# Aggregating data per customer

We need to predict the target at customer-level, i.e., we predict one value for each customer
in the test set. Our data, however, contains a row for every site visit. One obvious way to deal
with this discrepancy is to aggregate the visit data by customer, to obtain features on the
customer-level.

The _preprocessing.py_ file contains functions to do so.

In [None]:
import numpy as np
import pandas as pd

import sys
sys.path.append('..')
from preprocessing import keep_intersection_of_columns
from aggregation import (
    load_train_test_dataframes,
    aggregate_data_per_customer,
)

data_dir = "../data/"
train, test = load_train_test_dataframes(data_dir, nrows_train=50000, nrows_test=10000)

In [None]:
print("Grab a coffee, you're train data will be aggregated in 5 minutes.")
aggregated_train = aggregate_data_per_customer(train)
aggregated_train.head()

This data should be close to what we need to start fitting models. We tried to keep as much information as possible, so from here it is of course still possible to remove features that seem unnecessary or do other dimensionality reduction. The good thing is that we don't have to do aggregation every time, so let's save the results:

In [None]:
print("Saving file, this takes a while. Like, a lot longer than you hope.")
aggregated_train.to_csv(os.path.join(data_dir, "aggregated_train.csv"), index=True)
print("Train data saved")

In [None]:
# repeat for test set
aggregated_test = aggregate_data_per_customer(test)
print("Saving test file...")
aggregated_test.to_csv(os.path.join(data_dir, "aggregated_test.csv"), index=True)
print("All set and ready to start modeling!")

### Our first attempt!
Let's see if we can fit a model on this data.

In [None]:
# if already saved:
# aggregated_train = pd.read_csv(os.path.join(data_dir, "aggregated_train.csv"), dtype={"fullVisitorId": str})
# aggregated_test = pd.read_csv(os.path.join(data_dir, "aggregated_test.csv"), dtype={"fullVisitorId": str})

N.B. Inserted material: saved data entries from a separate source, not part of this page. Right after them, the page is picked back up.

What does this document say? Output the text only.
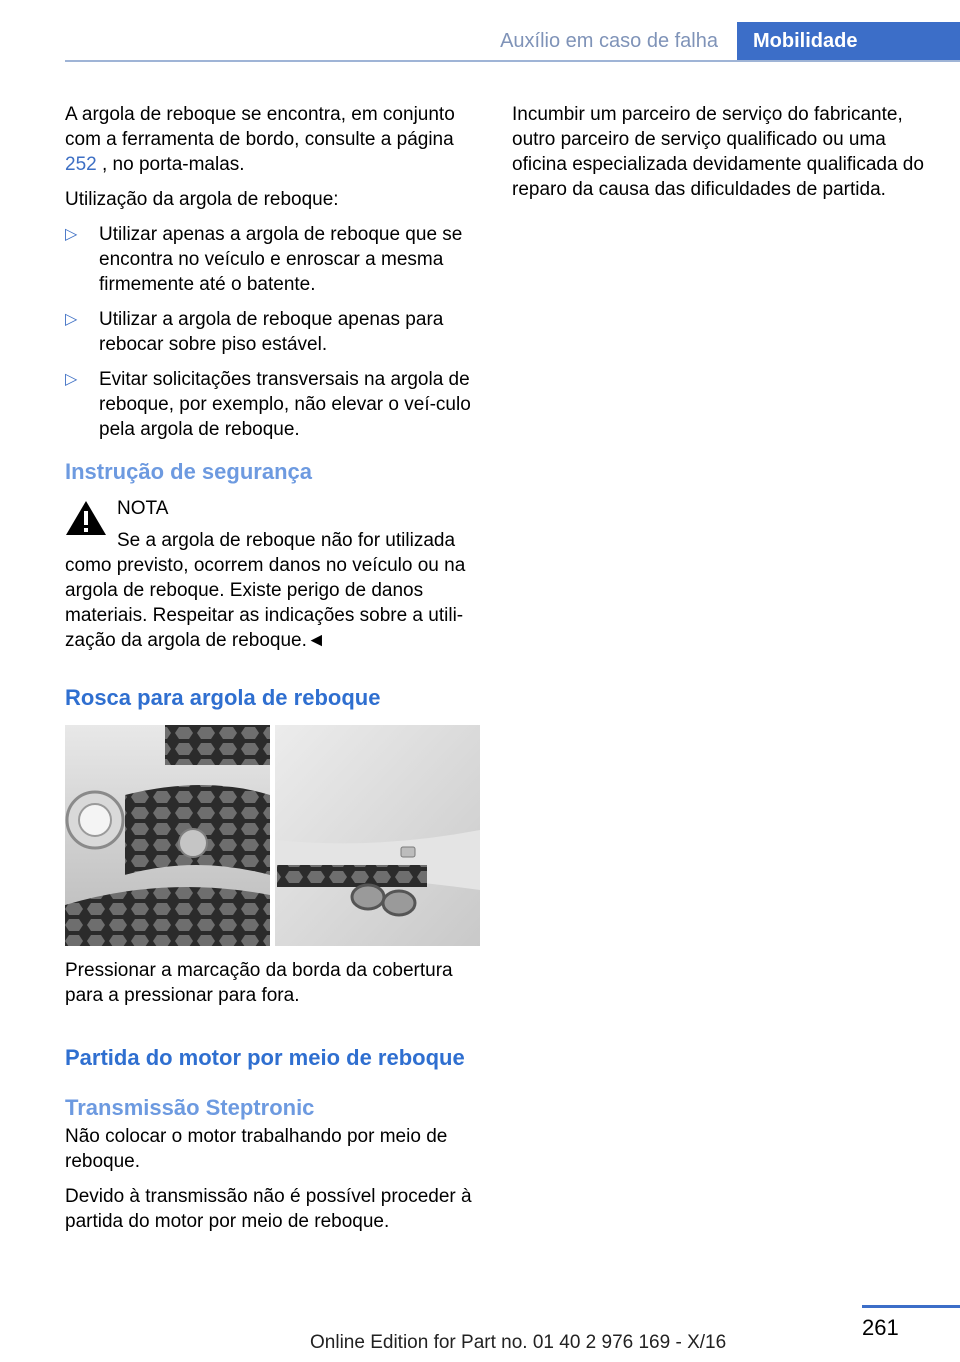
Auxílio em caso de falha	Mobilidade

A argola de reboque se encontra, em conjunto com a ferramenta de bordo, consulte a página 252 , no porta-malas.

Utilização da argola de reboque:

▷ Utilizar apenas a argola de reboque que se encontra no veículo e enroscar a mesma firmemente até o batente.
▷ Utilizar a argola de reboque apenas para rebocar sobre piso estável.
▷ Evitar solicitações transversais na argola de reboque, por exemplo, não elevar o veí‐culo pela argola de reboque.
Instrução de segurança
NOTA
Se a argola de reboque não for utilizada
como previsto, ocorrem danos no veículo ou na argola de reboque. Existe perigo de danos materiais. Respeitar as indicações sobre a utili‐zação da argola de reboque.◄
Rosca para argola de reboque

Pressionar a marcação da borda da cobertura para a pressionar para fora.

Partida do motor por meio de reboque
Transmissão Steptronic

Não colocar o motor trabalhando por meio de reboque.

Devido à transmissão não é possível proceder à partida do motor por meio de reboque.

Incumbir um parceiro de serviço do fabricante, outro parceiro de serviço qualificado ou uma oficina especializada devidamente qualificada do reparo da causa das dificuldades de partida.

261
Online Edition for Part no. 01 40 2 976 169 - X/16
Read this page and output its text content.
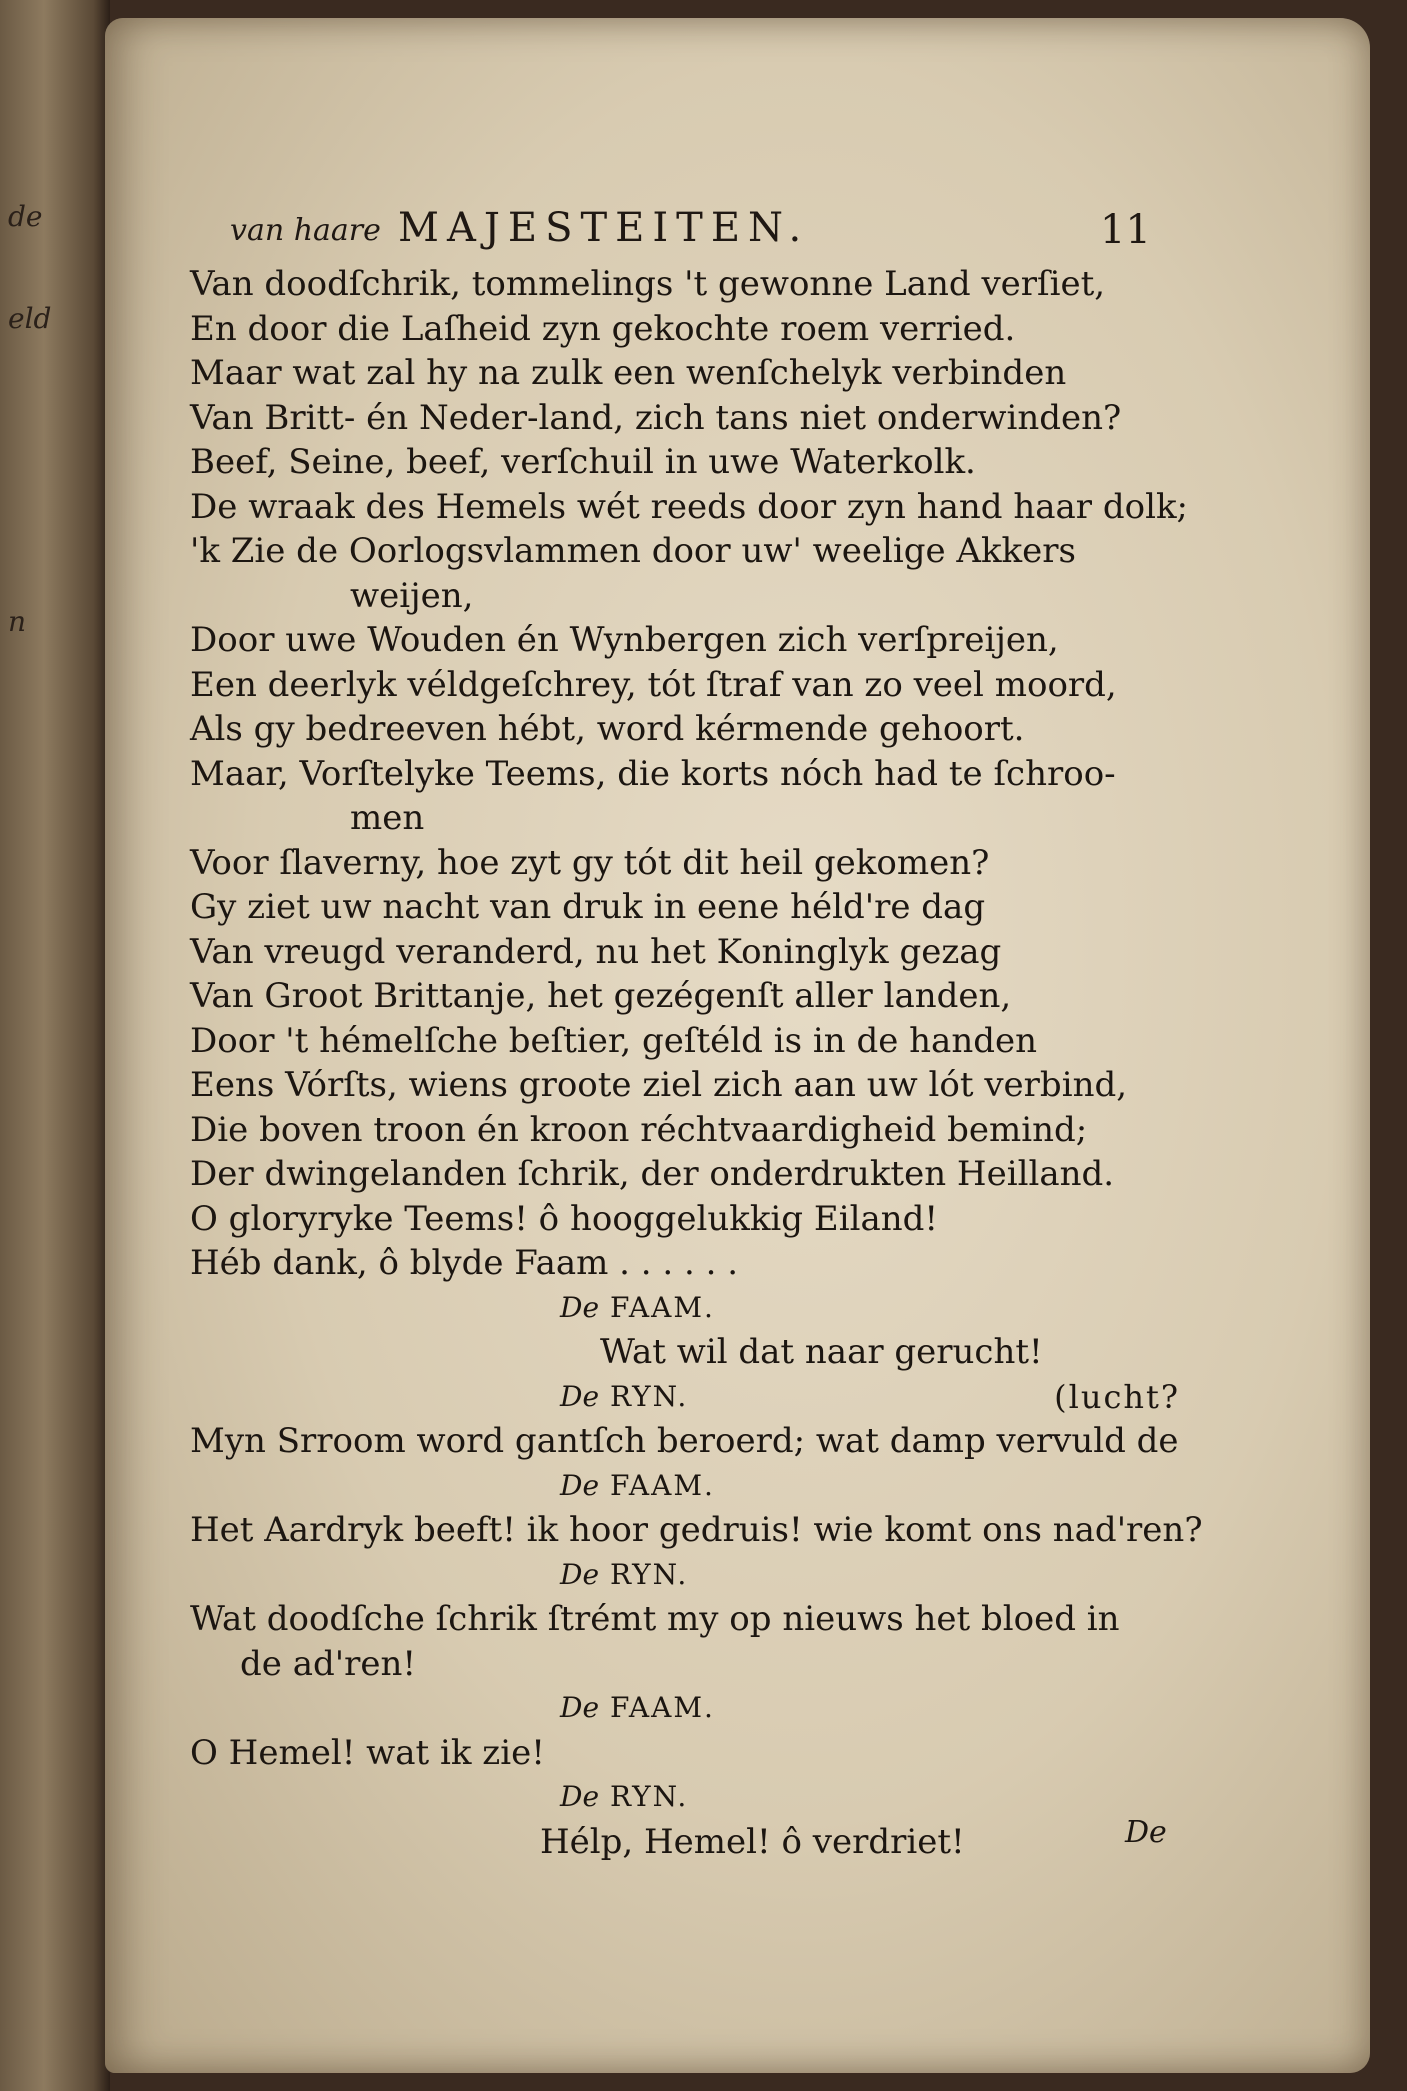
de
eld
n
van haare MAJESTEITEN.	11
Van doodſchrik, tommelings 't gewonne Land verſiet,
En door die Laſheid zyn gekochte roem verried.
Maar wat zal hy na zulk een wenſchelyk verbinden
Van Britt- én Neder-land, zich tans niet onderwinden?
Beef, Seine, beef, verſchuil in uwe Waterkolk.
De wraak des Hemels wét reeds door zyn hand haar dolk;
'k Zie de Oorlogsvlammen door uw' weelige Akkers
weijen,
Door uwe Wouden én Wynbergen zich verſpreijen,
Een deerlyk véldgeſchrey, tót ſtraf van zo veel moord,
Als gy bedreeven hébt, word kérmende gehoort.
Maar, Vorſtelyke Teems, die korts nóch had te ſchroo-
men
Voor ſlaverny, hoe zyt gy tót dit heil gekomen?
Gy ziet uw nacht van druk in eene héld're dag
Van vreugd veranderd, nu het Koninglyk gezag
Van Groot Brittanje, het gezégenſt aller landen,
Door 't hémelſche beſtier, geſtéld is in de handen
Eens Vórſts, wiens groote ziel zich aan uw lót verbind,
Die boven troon én kroon réchtvaardigheid bemind;
Der dwingelanden ſchrik, der onderdrukten Heilland.
O gloryryke Teems! ô hooggelukkig Eiland!
Héb dank, ô blyde Faam . . . . . .
De FAAM.
Wat wil dat naar gerucht!
De RYN.	(lucht?
Myn Srroom word gantſch beroerd; wat damp vervuld de
De FAAM.
Het Aardryk beeft! ik hoor gedruis! wie komt ons nad'ren?
De RYN.
Wat doodſche ſchrik ſtrémt my op nieuws het bloed in
de ad'ren!
De FAAM.
O Hemel! wat ik zie!
De RYN.
Hélp, Hemel! ô verdriet!	De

Note that due to the one-hot encoding, the columns of train and test are not the same. For this experiment, only keep the intersection of columns. There are also other ways to deal with this (e.g., by mapping categories to external data), so we don't do this in the aggregation step.

In [None]:
# just for illustration, so let's keep it simple
from sklearn import linear_model

# create train and test sets and labels excluding visitor ID
x_train, x_test = keep_intersection_of_columns(aggregated_train.reset_index(drop=True),
                                               aggregated_test.reset_index(drop=True))
y_train = np.log(aggregated_train.reset_index(drop=True)["target_sum"]+1)

In [None]:
# set NaNs to zero and fit linear model
x_train = x_train.fillna(0)
x_test = x_test.fillna(0)

lm = linear_model.LinearRegression()
lm.fit(x_train, y_train)
r_squared = lm.score(x_train, y_train)
print("The model has an R^2 of {}.".format(r_squared))

In [None]:
# predict and create a submission
predictions = lm.predict(x_test)
submission = pd.concat([aggregated_test.reset_index()["fullVisitorId"], pd.Series(predictions)], axis=1)
submission.columns = ["fullVisitorId", "PredictedLogRevenue"]

# set everything below $1 to zero
submission["PredictedLogRevenue"] = np.maximum(0, submission["PredictedLogRevenue"])
submission["PredictedLogRevenue"][submission["PredictedLogRevenue"]<1] = 0
submission.head()

In [None]:
submission.to_csv("first_submission.csv", index=False)